Tesco's recent announcement that sales of books grew by 52% in its latest financial year (to 25 February 2006) should be good news. But in the book business there is no such thing as a silver lining without a cloud. Publishers fret that supermarket power will squeeze profits; high street booksellers fear that book buyers are now accustomed to low prices; while the literati are concerned that the multiples force publishers to focus only on bestsellers.

But it is hard to argue with the numbers. The UK book market grew by 6% in 2005, according to data from Book Marketing, and it was the supermarkets leading the way, up by 41%. Tesco sold 20 million books over the year, taking roughly 6% of the market in 2005.

The big books are meat and drink to the multiples, but the truth is that supermarkets have made a concerted push into 'real' bookselling, no longer restricting themselves to cheap paperbacks, cookery books and children's books. As 2006 looks as though it will be lacking a stand-out bestseller - new titles from JK Rowling and Dan Brown not being due until next year - this tests supermarkets' commitment.

Sainsbury is the latest to devote more space to books, with 120 stores now lined up to carry larger book ranges, such as literary fiction, crime and travel.

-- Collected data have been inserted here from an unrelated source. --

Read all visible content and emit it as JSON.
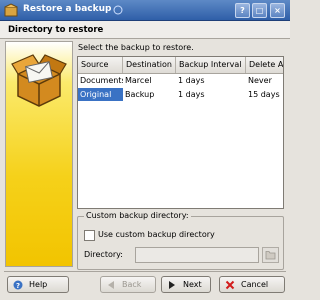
{
  "window": {
    "title": "Restore a backup",
    "buttons": [
      "?",
      "□",
      "×"
    ]
  },
  "header": {
    "title": "Directory to restore"
  },
  "instruction": "Select the backup to restore.",
  "table": {
    "columns": [
      "Source",
      "Destination",
      "Backup Interval",
      "Delete A"
    ],
    "rows": [
      [
        "Documents",
        "Marcel",
        "1 days",
        "Never"
      ],
      [
        "Original",
        "Backup",
        "1 days",
        "15 days"
      ]
    ],
    "selected_row": 1
  },
  "custom_dir": {
    "group_title": "Custom backup directory:",
    "checkbox_label": "Use custom backup directory",
    "checked": false,
    "directory_label": "Directory:",
    "directory_value": ""
  },
  "buttons": {
    "help": "Help",
    "back": "Back",
    "next": "Next",
    "cancel": "Cancel"
  },
  "colors": {
    "titlebar": "#2f5fa8",
    "selection": "#3a72c4",
    "panel": "#f5d11a"
  },
  "icons": [
    "backup-app-icon",
    "box-envelope-icon",
    "help-icon",
    "back-arrow-icon",
    "next-arrow-icon",
    "cancel-icon",
    "folder-open-icon"
  ]
}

A recent Tesco bestseller chart had Kate Moss's Labyrinth as its number one, while Asda has been selling Booker winner The Sea among a small range of literary titles.

The traditional book business has been caught on the hop. Sales at high street booksellers Waterstone's, Ottakar's and Borders hit the wall in the latter half of 2005. The first two are now set on a merger driven by the need for sufficient scale to compete on equal terms with the supermarkets. Borders has replaced its MD (with a chief executive), but has also just lost a senior member of its books buying team, inevitably to Tesco.

And the independents have also been hit, with The Bookseller reporting that six independent booksellers had closed their doors.

Price is just one reason why the multiples are selling more books than ever before and plan to sell more. Waterstone's, for one, believes it has something to learn: last week it poached Asda's books buyer.